You can also try walnut balls as a starter if you’d rather have a meaty meal, like a bacon-wrapped steak or an ale- and apple-infused pork chop.
Famous for its pie, this Norwegian bakery has four locations throughout western Wisconsin, but Osseo is where it all started in 1973. The pies are made from scratch with a hand-rolled crust, with more than 50 varieties to choose from.
But it’s more than pies. Norske Nook also serves breakfast, lunch and dinner, so come hungry!
Looking for the local hangout to tip back a cold beer and watch the game on a big screen? Features is that place and more, with a breakfast-to-dinner menu and even an eight-lane bowling alley!
Try a Lineman’s Omelette – “big enough for an NFL player” – or order a steak cut fresh on site.
Places to Stay
This boutique inn’s decadent Sweets Bar is a nod to the hotel’s history as a renovated candy factory. An on-site restaurant serves mainly French fare, with bars in the lobby and on the rooftop providing additional changes to imbibe.
Pick a room or suite with Mississippi River views and amenities like clawfoot bathtubs and rainfall showers, Euro-top mattresses, flat-screen TVs and Bluetooth speakers.
If you have pets in tow, take them where they can run free at this 200-acre resort with accommodations in a log cabin, upscale cottage or 1920s farmhouse. You can also camp, but amenities like air conditioning or fireplaces, whirlpool tubs and kitchenettes make the brick-and-mortar lodging hard to pass up.

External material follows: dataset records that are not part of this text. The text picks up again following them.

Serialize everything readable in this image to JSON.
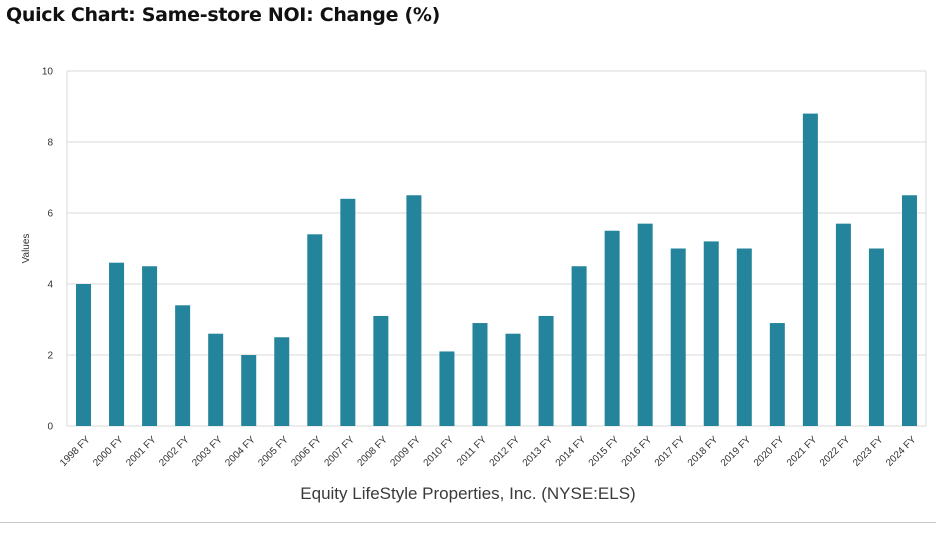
{
  "header": {
    "title": "Quick Chart: Same-store NOI: Change (%)"
  },
  "footer": {
    "company": "Equity LifeStyle Properties, Inc. (NYSE:ELS)"
  },
  "chart_data": {
    "type": "bar",
    "title": "Quick Chart: Same-store NOI: Change (%)",
    "xlabel": "",
    "ylabel": "Values",
    "ylim": [
      0,
      10
    ],
    "yticks": [
      0,
      2,
      4,
      6,
      8,
      10
    ],
    "grid": true,
    "bar_color": "#23849b",
    "categories": [
      "1998 FY",
      "2000 FY",
      "2001 FY",
      "2002 FY",
      "2003 FY",
      "2004 FY",
      "2005 FY",
      "2006 FY",
      "2007 FY",
      "2008 FY",
      "2009 FY",
      "2010 FY",
      "2011 FY",
      "2012 FY",
      "2013 FY",
      "2014 FY",
      "2015 FY",
      "2016 FY",
      "2017 FY",
      "2018 FY",
      "2019 FY",
      "2020 FY",
      "2021 FY",
      "2022 FY",
      "2023 FY",
      "2024 FY"
    ],
    "values": [
      4.0,
      4.6,
      4.5,
      3.4,
      2.6,
      2.0,
      2.5,
      5.4,
      6.4,
      3.1,
      6.5,
      2.1,
      2.9,
      2.6,
      3.1,
      4.5,
      5.5,
      5.7,
      5.0,
      5.2,
      5.0,
      2.9,
      8.8,
      5.7,
      5.0,
      6.5
    ]
  }
}
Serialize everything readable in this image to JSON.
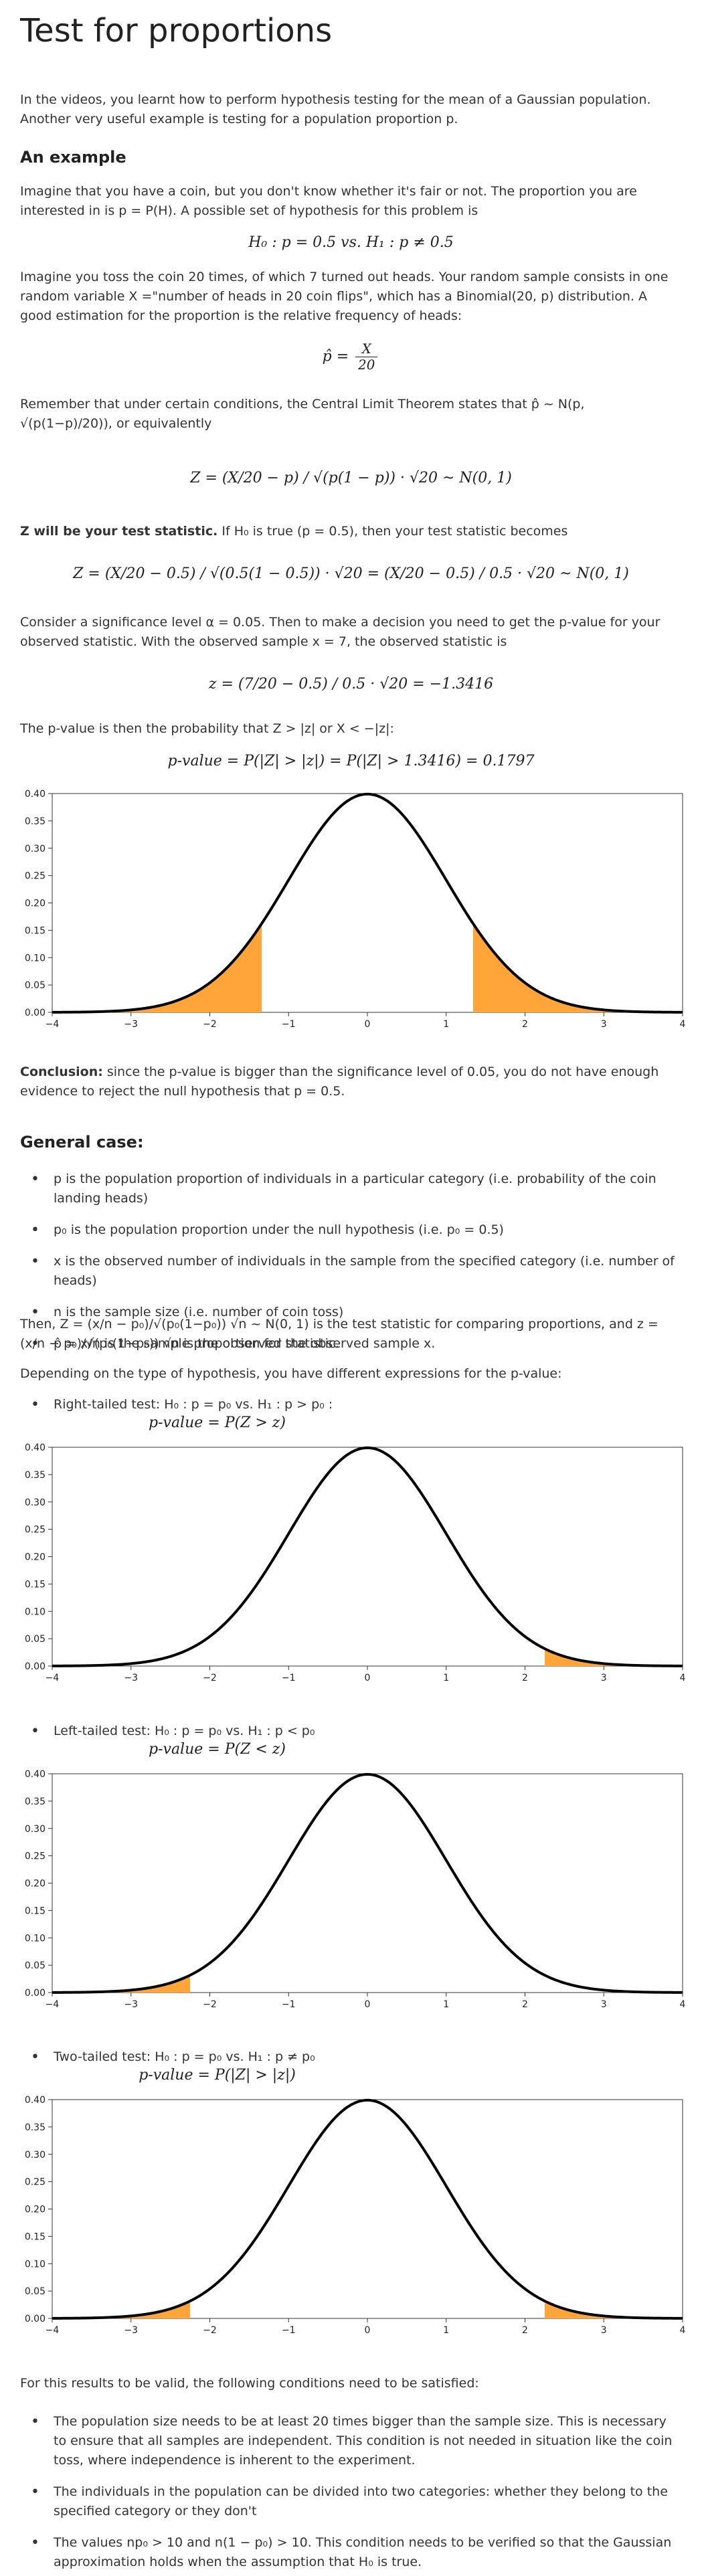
{
  "title": "Test for proportions",
  "intro": "In the videos, you learnt how to perform hypothesis testing for the mean of a Gaussian population. Another very useful example is testing for a population proportion p.",
  "example_heading": "An example",
  "example": {
    "p1": "Imagine that you have a coin, but you don't know whether it's fair or not. The proportion you are interested in is p = P(H). A possible set of hypothesis for this problem is",
    "hyp": "H₀ : p = 0.5  vs.  H₁ : p ≠ 0.5",
    "p2": "Imagine you toss the coin 20 times, of which 7 turned out heads. Your random sample consists in one random variable X =\"number of heads in 20 coin flips\", which has a Binomial(20, p) distribution. A good estimation for the proportion is the relative frequency of heads:",
    "phat_lhs": "p̂ =",
    "phat_num": "X",
    "phat_den": "20",
    "p3": "Remember that under certain conditions,  the Central Limit Theorem states that p̂ ~ N(p, √(p(1−p)/20)), or equivalently",
    "z_eq": "Z =  (X/20 − p) / √(p(1 − p))  · √20 ~ N(0, 1)",
    "p4_bold": "Z will be your test statistic.",
    "p4_rest": " If H₀ is true (p = 0.5), then your test statistic becomes",
    "z_h0": "Z = (X/20 − 0.5) / √(0.5(1 − 0.5)) · √20 = (X/20 − 0.5) / 0.5 · √20 ~ N(0, 1)",
    "p5": "Consider a significance level α = 0.05. Then to make a decision you need to get the p-value for your observed statistic. With the observed sample x = 7, the observed statistic is",
    "z_obs": "z = (7/20 − 0.5) / 0.5 · √20 = −1.3416",
    "p6": "The p-value is then the probability that Z > |z| or X < −|z|:",
    "pval": "p-value = P(|Z| > |z|) = P(|Z| > 1.3416) = 0.1797",
    "conclusion_bold": "Conclusion:",
    "conclusion_rest": " since the p-value is bigger than the significance level of 0.05, you do not have enough evidence to reject the null hypothesis that p = 0.5."
  },
  "general_heading": "General case:",
  "general_items": [
    "p is the population proportion of individuals in a particular category (i.e. probability of the coin landing heads)",
    "p₀ is the population proportion under the null hypothesis (i.e. p₀ = 0.5)",
    "x is the observed number of individuals in the sample from the specified category  (i.e. number of heads)",
    "n is the sample size (i.e. number of coin toss)",
    "p̂ = x/n is the sample proportion for the observed sample x."
  ],
  "general_text1": "Then, Z = (x/n − p₀)/√(p₀(1−p₀)) √n ~ N(0, 1) is the test statistic for comparing proportions, and z = (x/n − p₀)/√(p₀(1−p₀)) √n is the observed statistic.",
  "general_text2": "Depending on the type of hypothesis, you have different expressions for the p-value:",
  "tests": [
    {
      "label": "Right-tailed test: H₀ : p = p₀  vs.  H₁ : p > p₀ :",
      "pv": "p-value = P(Z > z)"
    },
    {
      "label": "Left-tailed test: H₀ : p = p₀  vs.  H₁ : p < p₀",
      "pv": "p-value = P(Z < z)"
    },
    {
      "label": "Two-tailed test: H₀ : p = p₀  vs.  H₁ : p ≠ p₀",
      "pv": "p-value = P(|Z| > |z|)"
    }
  ],
  "conditions_intro": "For this results to be valid, the following conditions need to be satisfied:",
  "conditions": [
    "The population size needs to be at least 20 times bigger than the sample size. This is necessary to ensure that all samples are independent. This condition is not needed in situation like the coin toss, where independence is inherent to the experiment.",
    "The individuals in the population can be divided into two categories: whether they belong to the specified category or they don't",
    "The values np₀ > 10 and n(1 − p₀) > 10. This condition needs to be verified so that the Gaussian approximation holds when the assumption that H₀ is true."
  ],
  "colors": {
    "fill": "#ffa53a",
    "curve": "#000000",
    "text": "#333333"
  },
  "chart_data": [
    {
      "type": "area",
      "x_range": [
        -4,
        4
      ],
      "ylim": [
        0,
        0.4
      ],
      "xticks": [
        "−4",
        "−3",
        "−2",
        "−1",
        "0",
        "1",
        "2",
        "3",
        "4"
      ],
      "yticks": [
        "0.00",
        "0.05",
        "0.10",
        "0.15",
        "0.20",
        "0.25",
        "0.30",
        "0.35",
        "0.40"
      ],
      "curve": "standard normal pdf",
      "shaded": [
        [
          -4,
          -1.3416
        ],
        [
          1.3416,
          4
        ]
      ]
    },
    {
      "type": "area",
      "x_range": [
        -4,
        4
      ],
      "ylim": [
        0,
        0.4
      ],
      "xticks": [
        "−4",
        "−3",
        "−2",
        "−1",
        "0",
        "1",
        "2",
        "3",
        "4"
      ],
      "yticks": [
        "0.00",
        "0.05",
        "0.10",
        "0.15",
        "0.20",
        "0.25",
        "0.30",
        "0.35",
        "0.40"
      ],
      "curve": "standard normal pdf",
      "shaded": [
        [
          2.25,
          4
        ]
      ]
    },
    {
      "type": "area",
      "x_range": [
        -4,
        4
      ],
      "ylim": [
        0,
        0.4
      ],
      "xticks": [
        "−4",
        "−3",
        "−2",
        "−1",
        "0",
        "1",
        "2",
        "3",
        "4"
      ],
      "yticks": [
        "0.00",
        "0.05",
        "0.10",
        "0.15",
        "0.20",
        "0.25",
        "0.30",
        "0.35",
        "0.40"
      ],
      "curve": "standard normal pdf",
      "shaded": [
        [
          -4,
          -2.25
        ]
      ]
    },
    {
      "type": "area",
      "x_range": [
        -4,
        4
      ],
      "ylim": [
        0,
        0.4
      ],
      "xticks": [
        "−4",
        "−3",
        "−2",
        "−1",
        "0",
        "1",
        "2",
        "3",
        "4"
      ],
      "yticks": [
        "0.00",
        "0.05",
        "0.10",
        "0.15",
        "0.20",
        "0.25",
        "0.30",
        "0.35",
        "0.40"
      ],
      "curve": "standard normal pdf",
      "shaded": [
        [
          -4,
          -2.25
        ],
        [
          2.25,
          4
        ]
      ]
    }
  ]
}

Play on two championship golf courses, hike a 10-mile trail system or, if you’re visiting in the winter, enjoy the tubing hill and ski and snowshoe rentals.
Love trains? This caboose converted into a cozy cottage is unlike any lodging option you’ve seen before!
There’s a wood-burning stove in the living room and a huge Jacuzzi on the attached deck outside, but the best part is the little cupola atop the car. Climb up and enjoy your morning coffee along with views of the beautifully hilly Driftless Area.
Today headquartered in Black River Falls, the Ho-Chunk Nation’s people were once spread across half the state. The tribe is credited with building many of the Native American mounds throughout the region.
Twice a year, on Memorial Day and Labor Day weekends, the Ho-Chunk tribe hosts a heart-pounding pow-wow with drums and dancing, along with crafts from across the country and cultural delicacies.
The Wisconsin River flows for nearly a hundred uninterrupted miles on its final stretch to the Mississippi, and most of the surrounding shoreline is protected by the Wisconsin Department of Natural Resources. For a magical camping experience, pick a sandbar to pitch your tent and take in 360-degree views of natural solitude.
Southwestern Wisconsin offers the most secluded stretch of this popular paddling river, with numerous outfitters and access points from Muscoda to Bridgeport.
You can see three states from this local favorite overlook, a 600-foot bluff towering above the Mississippi River Valley. The community loves it so much, it’s the setting for the annual New Year’s Eve fireworks display.
La Crosse marks roughly the halfway point in Wisconsin’s 250-mile stretch of the Great River Road, a national scenic byway following the path of America’s mightiest river.